In deze zaak gaat het om een hoger beroep van de naamloze vennootschap Heritage Development Company N.V. tegen een beschikking van de minister van Integratie, Infrastructuur en Milieu. De minister had op 13 juli 2011 aan Heritage gelast om een illegaal aangebrachte winkelruimte in een parkeergarage te verwijderen, op straffe van bestuursdwang. Heritage had bezwaar gemaakt tegen deze beschikking, maar de minister verklaarde het bezwaar op 2 april 2012 gegrond zonder de gevolgen daarvan te regelen. Het Gerecht in eerste aanleg van Aruba heeft in eerdere uitspraken de minister opgedragen om op het bezwaar te beslissen, maar de minister heeft uiteindelijk de beschikking van 13 juli 2011 op 17 september 2012 ongegrond verklaard.

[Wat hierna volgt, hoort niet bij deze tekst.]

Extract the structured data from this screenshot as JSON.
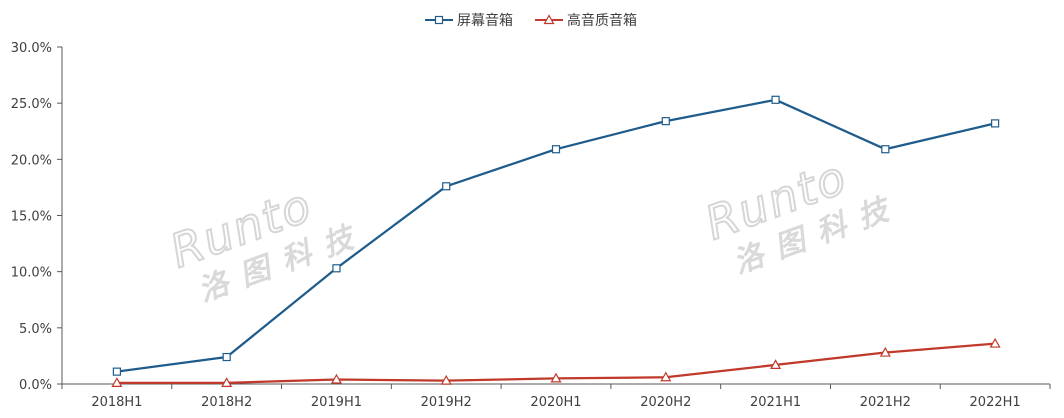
{
  "chart_data": {
    "type": "line",
    "categories": [
      "2018H1",
      "2018H2",
      "2019H1",
      "2019H2",
      "2020H1",
      "2020H2",
      "2021H1",
      "2021H2",
      "2022H1"
    ],
    "series": [
      {
        "name": "屏幕音箱",
        "values": [
          1.1,
          2.4,
          10.3,
          17.6,
          20.9,
          23.4,
          25.3,
          20.9,
          23.2
        ],
        "color": "#1F5C8B",
        "marker": "square"
      },
      {
        "name": "高音质音箱",
        "values": [
          0.1,
          0.1,
          0.4,
          0.3,
          0.5,
          0.6,
          1.7,
          2.8,
          3.6
        ],
        "color": "#C0392B",
        "marker": "triangle"
      }
    ],
    "ylim": [
      0,
      30
    ],
    "yticks": [
      "0.0%",
      "5.0%",
      "10.0%",
      "15.0%",
      "20.0%",
      "25.0%",
      "30.0%"
    ],
    "ytick_values": [
      0,
      5,
      10,
      15,
      20,
      25,
      30
    ],
    "grid": false,
    "legend_position": "top-center",
    "title": "",
    "xlabel": "",
    "ylabel": ""
  },
  "watermarks": [
    {
      "latin": "Runto",
      "chinese": "洛图科技"
    },
    {
      "latin": "Runto",
      "chinese": "洛图科技"
    }
  ],
  "colors": {
    "axis": "#595959",
    "tick_text": "#404040",
    "watermark": "#d9d9d9"
  }
}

Heritage heeft hoger beroep ingesteld tegen de uitspraak van het Gerecht van 5 juni 2013, waarin het beroep van Heritage gegrond werd verklaard en de minister werd opgedragen om opnieuw op het bezwaar te beslissen. Tijdens de zitting op 20 november 2013 zijn zowel Heritage als de minister vertegenwoordigd. Het Hof heeft de zaak behandeld en de relevante juridische bepalingen, zoals de Bouw- en woningverordening, in overweging genomen.

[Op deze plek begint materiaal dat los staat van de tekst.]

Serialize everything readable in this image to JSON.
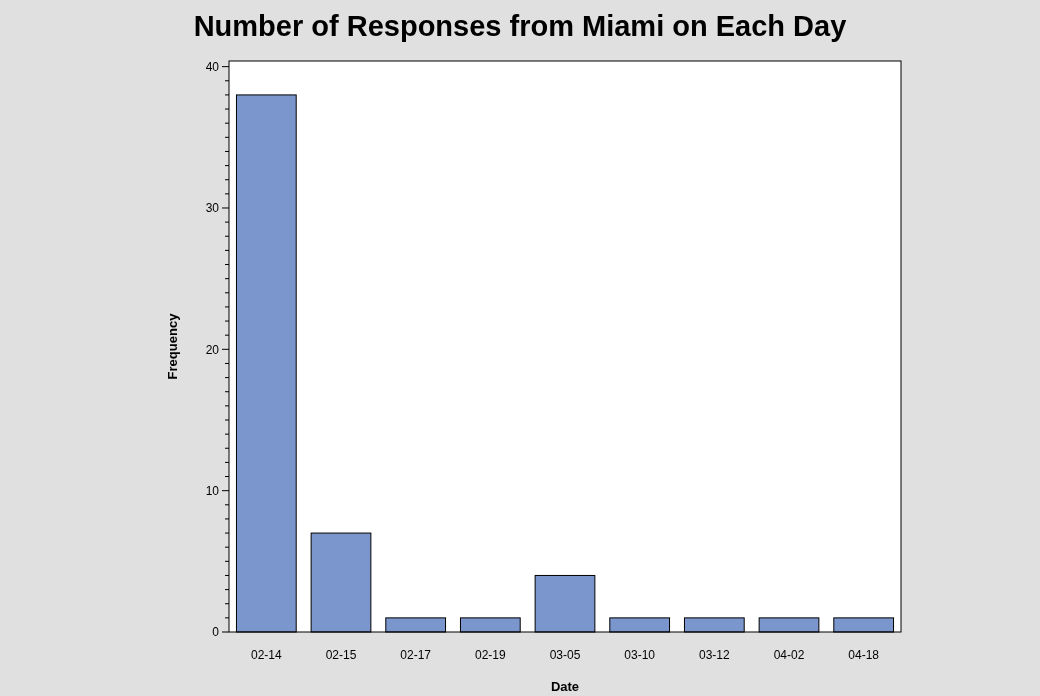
{
  "chart_data": {
    "type": "bar",
    "title": "Number of Responses from Miami on Each Day",
    "xlabel": "Date",
    "ylabel": "Frequency",
    "categories": [
      "02-14",
      "02-15",
      "02-17",
      "02-19",
      "03-05",
      "03-10",
      "03-12",
      "04-02",
      "04-18"
    ],
    "values": [
      38,
      7,
      1,
      1,
      4,
      1,
      1,
      1,
      1
    ],
    "color": "#7b96cc",
    "ylim": [
      0,
      40.4
    ],
    "yticks": [
      0,
      {
        "value": 1,
        "label": null
      },
      {
        "value": 2,
        "label": null
      },
      {
        "value": 3,
        "label": null
      },
      {
        "value": 4,
        "label": null
      },
      {
        "value": 5,
        "label": null
      },
      {
        "value": 6,
        "label": null
      },
      {
        "value": 7,
        "label": null
      },
      {
        "value": 8,
        "label": null
      },
      {
        "value": 9,
        "label": null
      },
      10,
      {
        "value": 11,
        "label": null
      },
      {
        "value": 12,
        "label": null
      },
      {
        "value": 13,
        "label": null
      },
      {
        "value": 14,
        "label": null
      },
      {
        "value": 15,
        "label": null
      },
      {
        "value": 16,
        "label": null
      },
      {
        "value": 17,
        "label": null
      },
      {
        "value": 18,
        "label": null
      },
      {
        "value": 19,
        "label": null
      },
      20,
      {
        "value": 21,
        "label": null
      },
      {
        "value": 22,
        "label": null
      },
      {
        "value": 23,
        "label": null
      },
      {
        "value": 24,
        "label": null
      },
      {
        "value": 25,
        "label": null
      },
      {
        "value": 26,
        "label": null
      },
      {
        "value": 27,
        "label": null
      },
      {
        "value": 28,
        "label": null
      },
      {
        "value": 29,
        "label": null
      },
      30,
      {
        "value": 31,
        "label": null
      },
      {
        "value": 32,
        "label": null
      },
      {
        "value": 33,
        "label": null
      },
      {
        "value": 34,
        "label": null
      },
      {
        "value": 35,
        "label": null
      },
      {
        "value": 36,
        "label": null
      },
      {
        "value": 37,
        "label": null
      },
      {
        "value": 38,
        "label": null
      },
      {
        "value": 39,
        "label": null
      },
      40
    ]
  }
}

Het Hof oordeelt dat Heritage in strijd heeft gehandeld met de Bouw- en woningverordening door zonder vergunning scheidingsmuren voor de winkelruimte op te richten. Het betoog van Heritage dat de verleende bouwvergunning voor de parkeergarage ook de bouw van de winkelruimte dekte, wordt verworpen. Het Hof bevestigt dat de minister bevoegd was om handhavend op te treden en dat de eerdere gegrondverklaring van het bezwaar niet betekent dat de minister niet meer kon heroverwegen. Het hoger beroep van Heritage wordt ongegrond verklaard en de uitspraak van het Gerecht wordt bevestigd.